Saturday, January 31, 2015

Teaching kids to curate



Quite a bit of what I read online are pieces that have been remixed and re-purposed.  It’s content that has been taken from various places on the web, then collected and organized, or “curated,” by someone other than the original author of that content.  It’s a form of composition that is definitely real-world, but until this year, it wasn't a format I had given much thought to inviting my students to write.  


Asking student writers to curate, though, is a worthwhile venture.


In addition to being an authentic, curation also has value because it gives students a chance to engage with web stuff differently than the passive-reader role we often ask them to take on.  When we invite our students to curate, they can speak back to and narrate the importance of what others have posted.  We enable them to view web content as a conversation where they can participate and invite others to listen in.


In the case of my class, the content that I planned to ask students to curate was their classmates’ work posted in a g+ community, titled Making STEAM, that we and several other schools use to share our STEAM focused “makes.” I wanted students to “round-up” collections of pieces that were unique, important, or spoke to them in some way, thus giving greater depth to what was happening in this online space.  Through writing and sharing round-ups, students' words would narrate unique stories of learning taking place, and conversely, student makers would see new significance to the content they posted by seeing it reflected and discussed by their classmates.


The challenge for me was figuring out how to teach curation as particular form of composition.  Like any other type of writing, it’s a form with a certain set of conventions.  I needed to familiarize my students with them and craft an assignment that contained enough parameters to guide but without the rigidity that could limit creativity and the myriad of exciting directions that this activity could take.


My plan went something like this:


Part 1: Inquiry into Round-Up (35 minutes)


I shared the following set of round-up posts with students, and assigned them each one to read. As they read, I asked them to think about what the writer is doing in this piece.




   Tuesday Round-Up: Marshawn Lynch calls into 'The Barbershop' on 710 ESPN Seattle





  The Weekly Round Up (from the Rhode Island Monthly Newsletter)


After reading, students met with others who read the same post and discuss:
  • What was the post about?
  • How was it organized?


Each group took a turn presenting their responses to these questions to the class, and students not in that group pulled up the post being discussed on their computers so that they could see the post the group was talking about.  Students could also share aspects that they noticed the group left out of their presentation.


After all groups presented and all students were exposed to all roundups, students got back into groups to discuss:
  • What did the round-ups have in common?
  • How were the round-ups different?
  • What sort of things happen in a round-up
  • What doesn’t happen in a round-up?


Share out and make a list on butcher paper of the last two bullets.  Below is a typed up version of what one of my classes came up with:


Round-ups do:
-explain what is being rounded up
-have a point, focus, or argument
-use stuff made by other people
-include text, images, tweets, videos
-have hyperlinks to sources used
Round-ups don’t:
-have random, disconnected stuff
-have long paragraphs
-use really formal language
-use really informal language
-contain spelling errors
-have outdated news


Part 2: Making STEAM Round-up Writing  (1-2 hours)
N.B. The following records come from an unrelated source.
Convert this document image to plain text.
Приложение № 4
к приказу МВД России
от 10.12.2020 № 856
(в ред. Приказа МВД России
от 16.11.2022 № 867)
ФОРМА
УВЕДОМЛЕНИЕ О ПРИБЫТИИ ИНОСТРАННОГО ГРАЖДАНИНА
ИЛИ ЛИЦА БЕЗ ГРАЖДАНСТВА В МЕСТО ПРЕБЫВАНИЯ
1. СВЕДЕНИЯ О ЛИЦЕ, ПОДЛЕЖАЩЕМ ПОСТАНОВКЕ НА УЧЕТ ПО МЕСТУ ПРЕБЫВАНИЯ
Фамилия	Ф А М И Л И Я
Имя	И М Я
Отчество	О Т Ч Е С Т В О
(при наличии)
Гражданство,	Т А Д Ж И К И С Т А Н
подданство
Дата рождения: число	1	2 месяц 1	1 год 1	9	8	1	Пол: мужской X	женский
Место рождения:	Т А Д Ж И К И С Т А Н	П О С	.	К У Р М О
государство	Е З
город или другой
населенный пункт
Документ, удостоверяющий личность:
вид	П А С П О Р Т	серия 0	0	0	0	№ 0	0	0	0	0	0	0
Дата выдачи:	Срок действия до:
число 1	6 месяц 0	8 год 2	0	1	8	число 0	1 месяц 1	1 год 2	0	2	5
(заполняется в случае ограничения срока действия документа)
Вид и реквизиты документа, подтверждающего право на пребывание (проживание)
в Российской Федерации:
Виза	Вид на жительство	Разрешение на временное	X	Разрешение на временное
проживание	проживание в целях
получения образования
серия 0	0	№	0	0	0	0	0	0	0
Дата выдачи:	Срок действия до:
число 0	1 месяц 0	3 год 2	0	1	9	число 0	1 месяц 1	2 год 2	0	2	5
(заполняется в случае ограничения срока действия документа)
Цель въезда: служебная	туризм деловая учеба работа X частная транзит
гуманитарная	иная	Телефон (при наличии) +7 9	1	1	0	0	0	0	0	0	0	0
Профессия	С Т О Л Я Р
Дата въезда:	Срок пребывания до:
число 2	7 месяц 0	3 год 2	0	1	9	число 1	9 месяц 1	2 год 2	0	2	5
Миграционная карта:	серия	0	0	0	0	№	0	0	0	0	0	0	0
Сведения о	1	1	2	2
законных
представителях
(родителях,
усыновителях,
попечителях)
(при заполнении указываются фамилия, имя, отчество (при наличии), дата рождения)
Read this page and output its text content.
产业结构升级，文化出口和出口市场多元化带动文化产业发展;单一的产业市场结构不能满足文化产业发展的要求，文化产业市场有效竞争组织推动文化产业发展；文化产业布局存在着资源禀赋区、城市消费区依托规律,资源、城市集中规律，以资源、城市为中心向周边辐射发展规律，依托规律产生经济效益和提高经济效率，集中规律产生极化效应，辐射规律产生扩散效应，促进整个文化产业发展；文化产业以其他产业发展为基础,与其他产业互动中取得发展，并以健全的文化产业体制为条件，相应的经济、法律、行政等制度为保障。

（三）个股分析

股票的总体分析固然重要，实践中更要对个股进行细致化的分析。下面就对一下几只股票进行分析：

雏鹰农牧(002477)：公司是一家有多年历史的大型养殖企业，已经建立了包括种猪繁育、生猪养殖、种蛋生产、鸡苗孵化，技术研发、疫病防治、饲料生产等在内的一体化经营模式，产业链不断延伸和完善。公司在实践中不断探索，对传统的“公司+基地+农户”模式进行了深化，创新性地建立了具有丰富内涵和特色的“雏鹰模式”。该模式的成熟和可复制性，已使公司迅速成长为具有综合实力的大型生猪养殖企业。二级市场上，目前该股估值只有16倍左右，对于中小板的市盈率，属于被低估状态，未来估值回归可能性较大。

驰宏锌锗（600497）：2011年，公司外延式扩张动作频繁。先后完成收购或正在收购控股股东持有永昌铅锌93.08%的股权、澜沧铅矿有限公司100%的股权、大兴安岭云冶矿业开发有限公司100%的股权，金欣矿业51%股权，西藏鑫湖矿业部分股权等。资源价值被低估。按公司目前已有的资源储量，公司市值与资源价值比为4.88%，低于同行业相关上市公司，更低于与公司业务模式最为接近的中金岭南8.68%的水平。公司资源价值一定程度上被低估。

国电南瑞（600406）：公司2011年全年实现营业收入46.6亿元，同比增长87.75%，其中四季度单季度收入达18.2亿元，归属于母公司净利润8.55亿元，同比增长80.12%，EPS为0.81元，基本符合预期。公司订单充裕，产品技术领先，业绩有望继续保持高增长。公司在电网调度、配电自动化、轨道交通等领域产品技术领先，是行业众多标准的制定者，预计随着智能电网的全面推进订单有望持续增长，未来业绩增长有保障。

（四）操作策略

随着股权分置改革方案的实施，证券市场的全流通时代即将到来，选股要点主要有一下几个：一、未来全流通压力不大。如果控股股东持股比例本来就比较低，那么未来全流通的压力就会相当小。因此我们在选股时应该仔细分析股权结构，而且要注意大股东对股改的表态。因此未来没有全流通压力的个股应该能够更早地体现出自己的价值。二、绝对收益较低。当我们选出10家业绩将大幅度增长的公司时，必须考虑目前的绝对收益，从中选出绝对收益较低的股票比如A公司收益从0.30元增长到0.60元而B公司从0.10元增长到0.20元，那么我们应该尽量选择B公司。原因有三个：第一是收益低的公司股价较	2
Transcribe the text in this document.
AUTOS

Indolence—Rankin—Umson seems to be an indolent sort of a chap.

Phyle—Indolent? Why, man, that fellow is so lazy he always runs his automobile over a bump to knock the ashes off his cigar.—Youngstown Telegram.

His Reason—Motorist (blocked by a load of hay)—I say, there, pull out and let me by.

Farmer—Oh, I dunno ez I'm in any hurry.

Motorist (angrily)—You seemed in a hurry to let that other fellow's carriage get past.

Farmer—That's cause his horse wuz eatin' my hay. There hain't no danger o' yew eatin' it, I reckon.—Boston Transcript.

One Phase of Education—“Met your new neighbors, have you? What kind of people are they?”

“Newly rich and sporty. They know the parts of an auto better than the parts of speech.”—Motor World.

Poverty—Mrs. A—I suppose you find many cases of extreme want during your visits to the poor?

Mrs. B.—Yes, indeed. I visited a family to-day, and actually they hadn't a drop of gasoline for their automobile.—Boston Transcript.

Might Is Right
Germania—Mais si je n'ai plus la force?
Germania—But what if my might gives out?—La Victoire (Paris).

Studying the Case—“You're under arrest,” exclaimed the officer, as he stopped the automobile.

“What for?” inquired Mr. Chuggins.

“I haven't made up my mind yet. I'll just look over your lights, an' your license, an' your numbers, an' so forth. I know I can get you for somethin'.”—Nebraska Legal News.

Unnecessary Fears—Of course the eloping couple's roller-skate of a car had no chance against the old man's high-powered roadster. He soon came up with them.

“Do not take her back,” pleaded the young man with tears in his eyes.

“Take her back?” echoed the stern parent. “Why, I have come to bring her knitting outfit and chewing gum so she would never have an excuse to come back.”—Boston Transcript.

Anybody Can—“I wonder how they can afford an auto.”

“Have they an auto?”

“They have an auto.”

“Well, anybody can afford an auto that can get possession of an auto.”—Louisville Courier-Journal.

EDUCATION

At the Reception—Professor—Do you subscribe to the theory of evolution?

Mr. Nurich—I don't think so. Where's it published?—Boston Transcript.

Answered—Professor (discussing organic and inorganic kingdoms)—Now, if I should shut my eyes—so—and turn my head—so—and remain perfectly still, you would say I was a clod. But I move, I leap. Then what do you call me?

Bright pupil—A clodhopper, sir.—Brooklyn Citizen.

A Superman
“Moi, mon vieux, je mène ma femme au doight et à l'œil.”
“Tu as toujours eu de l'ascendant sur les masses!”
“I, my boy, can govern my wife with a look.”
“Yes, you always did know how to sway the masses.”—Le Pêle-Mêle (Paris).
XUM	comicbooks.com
I explained to students that they would be creating their own round-ups, curating the content posted in our G+ community.  This assignment was about them telling the story of something important that they noticed happening in what people were doing and saying in the Making STEAM community. It was up to them to decide which posts they would select and what they would say about them.  


These were the requirements I gave them (the amount of artifacts and to include was something that we negotiated as a class):


Write a post that curates a collection of postings made in our G+community.
Should include:
  • 3-5 (5-7 if with a partner) posts from the Making STEAM community (screenshots and links)
  • Your commentary on those posts (what they have in common, what you find interesting about them, why they matter, etc)
Format: You decide--Google Slideshow, Google Doc, Prezi, Blog Post,  something else?
Publish your roundup on G+ Making STEAM community under the “Curation and Reflection” category.  Include a brief description of what your round-up is about and be sure to tag any students whose work you featured in it (type +their name).


I also shared this doc with them as a reference for the requirements of the assignment and a how-to of posting to g+


----


After two days of students mostly working by themselves, and sometimes with partners, most completed roundups and had them posted in our g+ space under the category of curation and reflection. As I had hoped, these round-ups took all sorts of directions (though most students chose to use the same tool (Google Slides) to create them.